Rupee in Crisis: India Quietly Plans Foreign Exchange Defense, Gold Purchase Restrictions May Be the First Step

Impacted by the war in Iran, India is facing significant foreign exchange pressure, with the rupee depreciating 5.6% against the US dollar year-to-date and foreign exchange reserves dropping to USD 690.7 billion. Prime Minister Modi has called on the public to stop purchasing gold, limit outbound tourism, use public transportation, and work from home. The government is studying several emergency measures, including restricting non-essential imports, raising fuel prices, and tightening regulations on foreign exchange withdrawals, to protect foreign exchange reserves and alleviate pressures on the current account deficit.
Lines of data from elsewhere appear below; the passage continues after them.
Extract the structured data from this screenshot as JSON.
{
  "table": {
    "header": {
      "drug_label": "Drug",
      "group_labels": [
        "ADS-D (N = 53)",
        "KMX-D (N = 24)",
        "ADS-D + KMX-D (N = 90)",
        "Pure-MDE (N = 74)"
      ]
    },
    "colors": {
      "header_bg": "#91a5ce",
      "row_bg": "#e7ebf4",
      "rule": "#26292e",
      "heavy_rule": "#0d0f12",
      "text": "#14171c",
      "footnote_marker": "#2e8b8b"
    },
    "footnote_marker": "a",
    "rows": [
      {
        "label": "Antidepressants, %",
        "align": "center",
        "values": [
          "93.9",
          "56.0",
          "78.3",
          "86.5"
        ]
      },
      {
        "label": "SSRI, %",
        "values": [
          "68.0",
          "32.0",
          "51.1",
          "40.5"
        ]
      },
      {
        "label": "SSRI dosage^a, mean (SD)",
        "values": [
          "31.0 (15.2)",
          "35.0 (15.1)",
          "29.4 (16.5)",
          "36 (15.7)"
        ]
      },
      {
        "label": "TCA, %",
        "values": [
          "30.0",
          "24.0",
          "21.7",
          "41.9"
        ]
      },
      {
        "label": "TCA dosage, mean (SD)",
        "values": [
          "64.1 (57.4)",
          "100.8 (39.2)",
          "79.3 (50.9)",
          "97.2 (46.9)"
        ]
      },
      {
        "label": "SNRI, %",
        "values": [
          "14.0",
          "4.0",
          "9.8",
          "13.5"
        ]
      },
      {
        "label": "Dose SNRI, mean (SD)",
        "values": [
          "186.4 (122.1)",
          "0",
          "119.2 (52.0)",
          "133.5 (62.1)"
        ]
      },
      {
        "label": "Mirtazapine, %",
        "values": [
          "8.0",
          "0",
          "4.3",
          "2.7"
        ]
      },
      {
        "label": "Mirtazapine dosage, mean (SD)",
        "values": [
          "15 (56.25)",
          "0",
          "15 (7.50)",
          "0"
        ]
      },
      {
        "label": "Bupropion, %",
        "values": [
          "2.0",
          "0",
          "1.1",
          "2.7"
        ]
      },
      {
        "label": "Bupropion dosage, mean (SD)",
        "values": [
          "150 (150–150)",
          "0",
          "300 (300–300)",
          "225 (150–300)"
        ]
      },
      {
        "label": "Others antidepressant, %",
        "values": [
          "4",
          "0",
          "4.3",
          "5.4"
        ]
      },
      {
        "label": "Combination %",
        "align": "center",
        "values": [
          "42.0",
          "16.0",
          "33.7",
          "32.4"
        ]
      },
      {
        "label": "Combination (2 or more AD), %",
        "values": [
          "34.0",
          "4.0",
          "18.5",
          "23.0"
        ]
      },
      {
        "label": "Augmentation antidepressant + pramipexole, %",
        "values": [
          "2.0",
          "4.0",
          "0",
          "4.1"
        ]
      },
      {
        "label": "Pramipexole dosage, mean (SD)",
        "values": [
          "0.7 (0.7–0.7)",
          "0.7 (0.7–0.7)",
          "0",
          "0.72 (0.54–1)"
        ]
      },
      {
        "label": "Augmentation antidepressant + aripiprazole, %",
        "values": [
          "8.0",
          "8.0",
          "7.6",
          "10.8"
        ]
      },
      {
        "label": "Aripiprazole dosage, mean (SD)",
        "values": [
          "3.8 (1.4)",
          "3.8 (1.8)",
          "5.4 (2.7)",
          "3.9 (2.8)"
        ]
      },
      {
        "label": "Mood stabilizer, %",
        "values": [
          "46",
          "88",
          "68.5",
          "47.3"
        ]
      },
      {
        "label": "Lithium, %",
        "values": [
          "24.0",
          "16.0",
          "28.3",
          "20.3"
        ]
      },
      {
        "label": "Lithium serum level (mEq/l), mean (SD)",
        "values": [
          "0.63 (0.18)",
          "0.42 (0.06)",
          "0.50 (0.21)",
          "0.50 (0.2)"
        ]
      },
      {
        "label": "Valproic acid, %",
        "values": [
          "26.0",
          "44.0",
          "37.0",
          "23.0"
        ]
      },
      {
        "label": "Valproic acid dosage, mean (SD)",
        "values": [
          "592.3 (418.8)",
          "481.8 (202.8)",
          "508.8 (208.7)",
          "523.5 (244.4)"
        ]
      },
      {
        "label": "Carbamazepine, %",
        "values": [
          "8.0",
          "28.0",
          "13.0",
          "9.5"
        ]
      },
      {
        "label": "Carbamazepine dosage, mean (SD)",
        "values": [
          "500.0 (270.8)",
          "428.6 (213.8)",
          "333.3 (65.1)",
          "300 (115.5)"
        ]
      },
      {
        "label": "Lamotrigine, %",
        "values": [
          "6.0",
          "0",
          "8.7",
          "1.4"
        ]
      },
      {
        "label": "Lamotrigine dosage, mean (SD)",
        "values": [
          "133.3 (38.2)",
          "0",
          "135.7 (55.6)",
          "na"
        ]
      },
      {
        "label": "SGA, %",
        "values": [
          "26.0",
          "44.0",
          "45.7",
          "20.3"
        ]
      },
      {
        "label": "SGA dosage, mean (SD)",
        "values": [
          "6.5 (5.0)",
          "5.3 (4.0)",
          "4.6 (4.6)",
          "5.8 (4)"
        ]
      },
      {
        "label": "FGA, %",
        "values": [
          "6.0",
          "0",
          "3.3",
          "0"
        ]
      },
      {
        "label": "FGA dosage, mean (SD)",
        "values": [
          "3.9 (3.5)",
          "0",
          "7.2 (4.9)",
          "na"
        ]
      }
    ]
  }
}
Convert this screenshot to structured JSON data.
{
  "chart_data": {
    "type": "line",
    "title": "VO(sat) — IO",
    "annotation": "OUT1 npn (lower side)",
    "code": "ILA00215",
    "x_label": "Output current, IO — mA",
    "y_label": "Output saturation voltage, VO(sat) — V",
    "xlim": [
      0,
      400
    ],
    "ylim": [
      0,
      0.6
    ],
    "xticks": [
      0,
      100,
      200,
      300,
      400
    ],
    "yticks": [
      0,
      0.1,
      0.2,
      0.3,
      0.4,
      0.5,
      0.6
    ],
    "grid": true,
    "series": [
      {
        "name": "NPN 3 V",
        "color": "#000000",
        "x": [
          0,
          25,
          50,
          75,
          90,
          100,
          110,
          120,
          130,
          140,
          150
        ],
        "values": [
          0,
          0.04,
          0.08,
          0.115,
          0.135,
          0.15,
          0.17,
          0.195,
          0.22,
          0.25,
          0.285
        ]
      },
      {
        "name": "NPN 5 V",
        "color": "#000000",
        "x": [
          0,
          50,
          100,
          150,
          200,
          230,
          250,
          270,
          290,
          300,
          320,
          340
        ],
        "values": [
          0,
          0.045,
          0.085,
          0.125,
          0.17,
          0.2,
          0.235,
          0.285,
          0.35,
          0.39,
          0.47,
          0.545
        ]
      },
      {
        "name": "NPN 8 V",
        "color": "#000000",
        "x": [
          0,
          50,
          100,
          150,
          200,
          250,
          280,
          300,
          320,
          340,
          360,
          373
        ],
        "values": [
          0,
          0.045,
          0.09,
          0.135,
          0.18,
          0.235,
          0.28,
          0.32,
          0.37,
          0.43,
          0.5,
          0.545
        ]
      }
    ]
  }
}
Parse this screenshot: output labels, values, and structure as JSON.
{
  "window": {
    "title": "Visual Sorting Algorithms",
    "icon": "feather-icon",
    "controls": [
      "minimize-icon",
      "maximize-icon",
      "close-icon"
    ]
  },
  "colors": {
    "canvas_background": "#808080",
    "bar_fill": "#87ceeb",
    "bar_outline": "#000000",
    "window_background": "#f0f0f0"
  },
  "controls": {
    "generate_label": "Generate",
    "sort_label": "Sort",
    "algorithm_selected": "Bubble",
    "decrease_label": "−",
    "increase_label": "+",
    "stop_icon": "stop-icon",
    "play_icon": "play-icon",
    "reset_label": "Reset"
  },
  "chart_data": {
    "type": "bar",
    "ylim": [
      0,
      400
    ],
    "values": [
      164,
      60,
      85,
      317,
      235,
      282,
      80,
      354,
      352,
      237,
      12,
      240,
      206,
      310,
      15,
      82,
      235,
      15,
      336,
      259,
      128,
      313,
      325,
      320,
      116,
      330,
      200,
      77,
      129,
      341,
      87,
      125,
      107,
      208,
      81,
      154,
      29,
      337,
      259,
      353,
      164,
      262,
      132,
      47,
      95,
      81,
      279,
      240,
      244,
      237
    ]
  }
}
India is facing foreign exchange pressure amid the impact of the Iran war, and the government is studying a series of emergency response measures.
According to Bloomberg, Prime Minister Modi has already sent a signal of conservation to the public, urging them to stop purchasing gold—one of India’s largest import categories that severely depletes foreign exchange reserves. He also suggested restricting outbound tourism to reduce unnecessary outflows of foreign currency. Sources say that if public discipline proves insufficient, the government may temporarily limit the withdrawal of foreign exchange for non-essential purposes in the future.
In order to protect the increasingly strained foreign exchange reserves, the Prime Minister’s Office and the Ministry of Finance are in consultations with the Reserve Bank of India on several emergency restrictions, including limits on non-essential imports such as gold and electronics, raising fuel prices, and tightening regulations on foreign exchange withdrawals. No final decisions have been made yet. Officials remain vigilant about the continued widening of the current account deficit.
While controlling imports, Modi has also called on the public to use public transportation and work from home as much as possible to reduce fuel consumption and ease the foreign exchange pressure caused by energy imports. Asian countries like Vietnam and Thailand have previously adopted similar measures under comparable pressures.
Since the beginning of this year, the Indian rupee has depreciated by 5.6% against the US dollar, making it one of the worst-performing major currencies in Asia, and once falling to a record low. As of May 1, India’s foreign exchange reserves dropped to $690.7 billion, the lowest in over a month, but still sufficient to cover 10 to 11 months of import demand.
Multi-pronged Approach: India Responds to Energy Shocks and Foreign Exchange Pressure
As the world’s third-largest oil importer, India has been severely impacted by the disruption of supplies through the Strait of Hormuz and the surge in energy prices, leading to significant foreign exchange outflows and persistent pressure on the rupee.
The Reserve Bank of India has already implemented several supportive measures, including capping banks’ daily foreign exchange exposure at $100 million to curb speculation, and had once required banks to halt the provision of Non-Deliverable Forward (NDF) contracts to non-residents, though this measure was subsequently withdrawn. Sources indicate that the Reserve Bank of India may also adjust importers’ currency hedging rules, requiring exporters to repatriate dollars immediately upon receipt.
Sources say that an increase in fuel prices is under discussion, which would mark the first price adjustment since the outbreak of the Iran war. Meanwhile, Modi recently achieved a major victory in state-level elections, with his party and its allies now controlling two-thirds of India’s states, including West Bengal, a traditional stronghold of the opposition. This accumulation of political capital may provide greater room for implementing austerity measures.